Maggs:  By immediate definition, it should be full of advertising but it’s not.

Joffe:  It’s unbelievable.  I think it really has to do in being able to speak the mother tongue, which also relates to being able to relate to culture.  Maybe the industry isn’t going far enough.  We’ve done emergence though the country, when pictures come up we actually go the different areas and agencies are saying: “why are you doing that?”.  If you can’t get out into the communities – and this speaks to the ivory tower and with all respect to my colleagues – this is why we are in business because we see that gap if you want to call it, it’s been a gap for 20 years, you don’t become a sensation overnight.

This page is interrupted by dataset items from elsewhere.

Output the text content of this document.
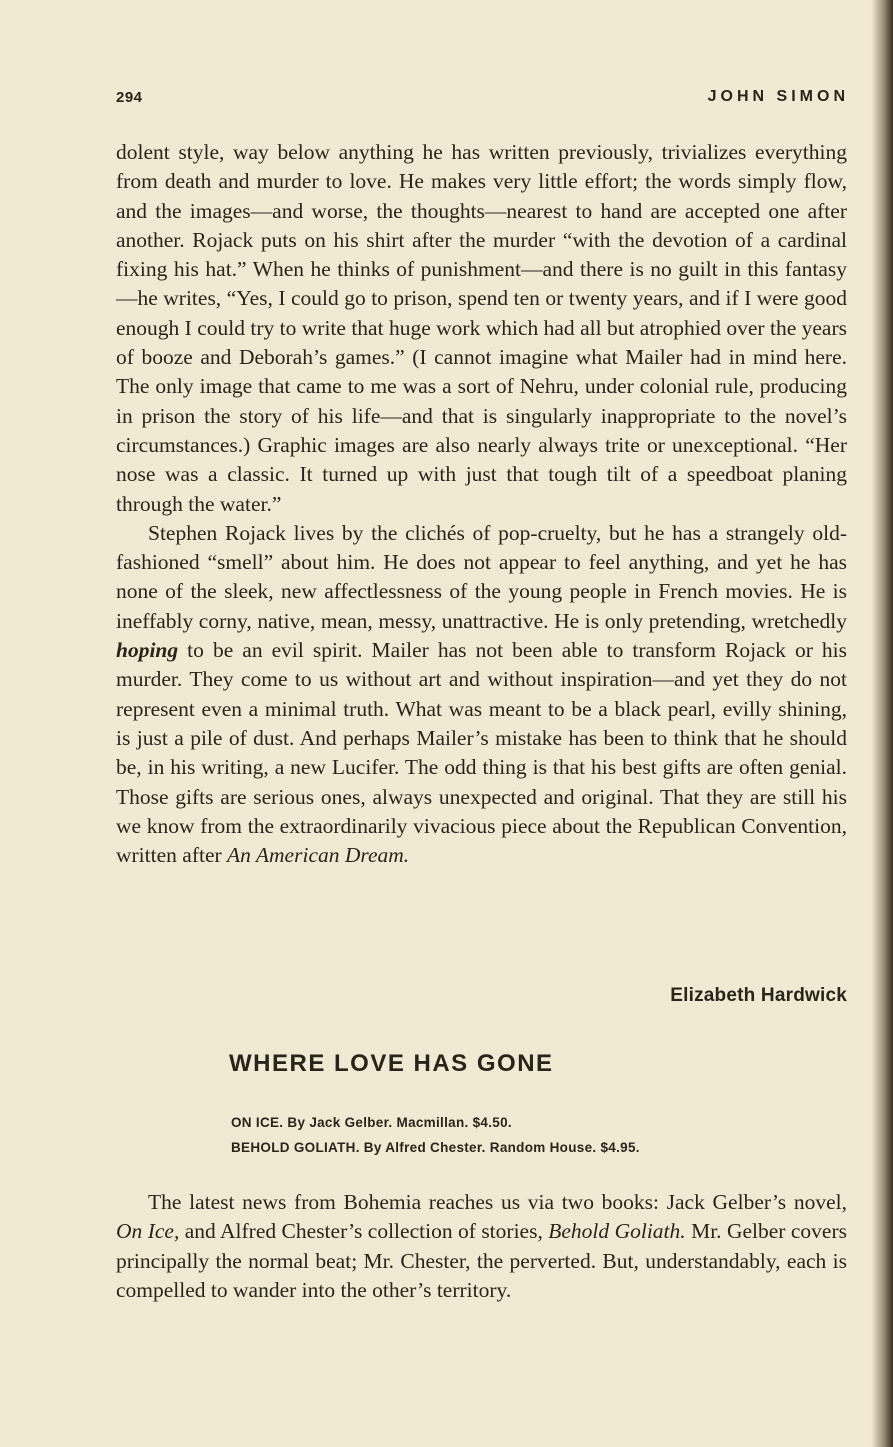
294	JOHN SIMON

dolent style, way below anything he has written previously, trivializes everything from death and murder to love. He makes very little effort; the words simply flow, and the images—and worse, the thoughts—nearest to hand are accepted one after another. Rojack puts on his shirt after the murder “with the devotion of a cardinal fixing his hat.” When he thinks of punishment—and there is no guilt in this fantasy—he writes, “Yes, I could go to prison, spend ten or twenty years, and if I were good enough I could try to write that huge work which had all but atrophied over the years of booze and Deborah’s games.” (I cannot imagine what Mailer had in mind here. The only image that came to me was a sort of Nehru, under colonial rule, producing in prison the story of his life—and that is singularly inappropriate to the novel’s circumstances.) Graphic images are also nearly always trite or unexceptional. “Her nose was a classic. It turned up with just that tough tilt of a speedboat planing through the water.”

Stephen Rojack lives by the clichés of pop-cruelty, but he has a strangely old-fashioned “smell” about him. He does not appear to feel anything, and yet he has none of the sleek, new affectlessness of the young people in French movies. He is ineffably corny, native, mean, messy, unattractive. He is only pretending, wretchedly hoping to be an evil spirit. Mailer has not been able to transform Rojack or his murder. They come to us without art and without inspiration—and yet they do not represent even a minimal truth. What was meant to be a black pearl, evilly shining, is just a pile of dust. And perhaps Mailer’s mistake has been to think that he should be, in his writing, a new Lucifer. The odd thing is that his best gifts are often genial. Those gifts are serious ones, always unexpected and original. That they are still his we know from the extraordinarily vivacious piece about the Republican Convention, written after An American Dream.

Elizabeth Hardwick
WHERE LOVE HAS GONE
ON ICE. By Jack Gelber. Macmillan. $4.50.
BEHOLD GOLIATH. By Alfred Chester. Random House. $4.95.

The latest news from Bohemia reaches us via two books: Jack Gelber’s novel, On Ice, and Alfred Chester’s collection of stories, Behold Goliath. Mr. Gelber covers principally the normal beat; Mr. Chester, the perverted. But, understandably, each is compelled to wander into the other’s territory.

We’ve really been pushing this agenda and so one can only look at psychological issues within the industry as a whole.  The marketers who have picked up on this are absolutely committed to this.  David Wingfield of ABSA, who was a convert to this idea that speaking in mother tongue to people on their level with a message that has been culturally designed, if you want to call it that, to the way the market receives the information and entertainment – radio story telling is a no brainer.

Maggs:  Let’s then look at some of the work output from someone called David Wingfield who looks after marketing at ABSA.  You’ve created something called ABSAville.  What is ABSAville?

Joffe:  In a sense what we’re doing, we’re taking the functional benefits of the brand and pertaining it to almost a mirror image, a reflection of society in that space.  We’re talking mid LSM to low LSM, mother tongue speakers earning a certain amount.

We always create a narrative, so in Absa’s case, they speak about prosperity.  Prosperity is not a trans-native word conceptually.  So that moves us into the shared growth, the kinda next phase down.  We’ve moved into the Ubuntu phase which is a person is a person because of other people.  It’s claiming a generic higher ground but it’s pertaining it to the shared growth value in mother tongue.  So, we have a beautiful jingle.  In series one we had a daisy chain where one person affected the next person affected the next person in that ubuntu way.

Maggs:  But it’s not hard product push – that’s the secret with content marketing.

Joffe:  you have to have a brief and you have to know what you’re going to speak about so for example Geisha with Unilever, we had to communicate the rights of the child: resilience, resourcefulness, hardworking, courage, stuff.  So, we actually created little animal stories which then put those concepts forward without saying buy my soap.

The strategy behind that was: mother tongue – mother to child, story-telling for example.

So, with Absa obviously this product, obviously all that product comes down the strategy of shared growth, so the products are embedded within story lines and people are using them, recommending them perhaps but it’s all a narrative story that keeps people interested.